Progress isn’t a straight line

Today, as I write the blog, I feel pretty good. I’m curious as to why today I feel good, when a week and a half ago I did not feel good. And why back in March I felt pretty excited about everything, but May, on the whole, was a completely different story.

What’s all that about? 

I can theorise all I want. And to some degree things will be helping. Such as bringing more whole foods back into my diet, easing off on the alcohol, having more regular therapy, finally coming out of the post Covid fatigue I’ve had for a few weeks. That all makes sense. And yet, sometimes it doesn’t. Because I also had a mammogram recently for the first time since my cancer diagnosis and treatment last year, and so I am in the no woman’s land waiting for any kind of results. That really should cause me to not feel good, right? I also have regular concern about the planet, which should alter my equilibrium for sure.

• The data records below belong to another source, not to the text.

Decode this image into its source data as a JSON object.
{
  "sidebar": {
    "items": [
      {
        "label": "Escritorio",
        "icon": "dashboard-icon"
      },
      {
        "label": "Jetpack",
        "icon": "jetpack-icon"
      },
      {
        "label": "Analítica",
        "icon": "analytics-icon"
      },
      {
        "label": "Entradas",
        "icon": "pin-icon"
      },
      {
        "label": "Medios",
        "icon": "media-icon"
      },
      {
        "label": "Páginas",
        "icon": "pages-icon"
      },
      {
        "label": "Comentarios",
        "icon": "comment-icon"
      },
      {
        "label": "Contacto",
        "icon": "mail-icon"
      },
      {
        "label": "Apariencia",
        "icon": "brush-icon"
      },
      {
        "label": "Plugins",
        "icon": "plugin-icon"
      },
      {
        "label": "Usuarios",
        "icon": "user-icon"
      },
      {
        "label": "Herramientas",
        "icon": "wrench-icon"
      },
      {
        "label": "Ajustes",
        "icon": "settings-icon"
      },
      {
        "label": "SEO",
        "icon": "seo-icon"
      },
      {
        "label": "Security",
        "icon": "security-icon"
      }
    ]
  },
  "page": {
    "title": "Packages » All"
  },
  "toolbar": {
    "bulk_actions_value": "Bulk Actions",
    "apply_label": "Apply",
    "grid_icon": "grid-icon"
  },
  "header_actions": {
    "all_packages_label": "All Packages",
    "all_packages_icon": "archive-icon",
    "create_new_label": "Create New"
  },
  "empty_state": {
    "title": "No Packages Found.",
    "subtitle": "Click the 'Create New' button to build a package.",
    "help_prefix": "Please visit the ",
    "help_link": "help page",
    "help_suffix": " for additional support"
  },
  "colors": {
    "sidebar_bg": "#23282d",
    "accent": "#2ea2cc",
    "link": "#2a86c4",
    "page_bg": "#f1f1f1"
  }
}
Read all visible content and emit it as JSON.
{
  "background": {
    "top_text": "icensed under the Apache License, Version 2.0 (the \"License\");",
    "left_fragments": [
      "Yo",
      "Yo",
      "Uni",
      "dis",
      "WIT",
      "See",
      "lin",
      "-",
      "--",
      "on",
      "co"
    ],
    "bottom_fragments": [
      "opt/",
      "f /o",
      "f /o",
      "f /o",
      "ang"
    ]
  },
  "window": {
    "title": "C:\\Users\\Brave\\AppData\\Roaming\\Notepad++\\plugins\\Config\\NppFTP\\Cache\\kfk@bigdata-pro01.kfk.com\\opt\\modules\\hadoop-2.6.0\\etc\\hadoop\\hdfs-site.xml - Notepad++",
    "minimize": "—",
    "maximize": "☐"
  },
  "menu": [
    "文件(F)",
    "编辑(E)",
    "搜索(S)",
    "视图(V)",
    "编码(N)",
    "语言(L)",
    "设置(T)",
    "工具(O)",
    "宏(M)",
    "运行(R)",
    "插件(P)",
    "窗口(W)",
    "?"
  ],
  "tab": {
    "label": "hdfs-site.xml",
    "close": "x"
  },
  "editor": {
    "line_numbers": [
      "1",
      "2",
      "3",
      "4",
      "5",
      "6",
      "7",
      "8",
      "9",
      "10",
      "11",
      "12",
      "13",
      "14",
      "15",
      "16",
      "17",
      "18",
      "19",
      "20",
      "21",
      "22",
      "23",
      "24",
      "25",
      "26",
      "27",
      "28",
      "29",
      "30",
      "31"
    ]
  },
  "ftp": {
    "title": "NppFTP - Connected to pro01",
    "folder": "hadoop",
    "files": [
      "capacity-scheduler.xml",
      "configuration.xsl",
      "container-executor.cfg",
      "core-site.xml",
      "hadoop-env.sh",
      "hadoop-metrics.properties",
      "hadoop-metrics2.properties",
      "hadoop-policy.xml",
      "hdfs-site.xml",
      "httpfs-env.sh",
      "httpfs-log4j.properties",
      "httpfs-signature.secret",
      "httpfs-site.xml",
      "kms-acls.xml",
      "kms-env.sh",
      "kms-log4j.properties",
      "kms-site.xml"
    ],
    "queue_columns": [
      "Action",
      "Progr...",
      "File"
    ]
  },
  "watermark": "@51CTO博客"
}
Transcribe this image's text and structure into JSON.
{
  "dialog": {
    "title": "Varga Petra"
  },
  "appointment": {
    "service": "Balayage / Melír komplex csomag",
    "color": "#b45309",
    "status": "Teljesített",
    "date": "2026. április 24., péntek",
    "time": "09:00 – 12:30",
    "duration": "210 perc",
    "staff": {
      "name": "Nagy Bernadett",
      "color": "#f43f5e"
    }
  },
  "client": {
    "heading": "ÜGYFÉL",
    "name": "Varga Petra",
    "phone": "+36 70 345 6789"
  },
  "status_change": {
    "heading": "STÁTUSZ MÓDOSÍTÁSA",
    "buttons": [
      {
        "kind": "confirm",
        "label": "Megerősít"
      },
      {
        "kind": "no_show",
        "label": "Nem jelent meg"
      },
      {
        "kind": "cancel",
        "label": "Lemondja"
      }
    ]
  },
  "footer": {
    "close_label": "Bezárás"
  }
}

But what I’m realising is that things aren’t actually that straight forward in terms of our wellbeing. We can do as much as possible to support ourselves, but a huge part of wellbeing and resilience is actually how we nurture, love and support ourselves in the inevitable and often unruly ups and downs of our emotions. 

It is a normal human experience to feel a lot, sometimes we feel we’re ahead, sometimes we feel we’re behind, sometimes that’s impacted by our life circumstances, sometimes it’s completely random. But what I’m coming to learn is that the pinnacle of wellbeing is to be loving and compassionate to ourselves however we’re feeling. 

For now I’m just going to enjoy how I’m feeling. I am going to prance around my kitchen listening to Kylie unashamedly. And if, when, things inevitably change, either the doctors call with bad news, or I just feel a bit down for no apparent reason whatsoever, I am going to listen to myself and do whatever I need in that moment too.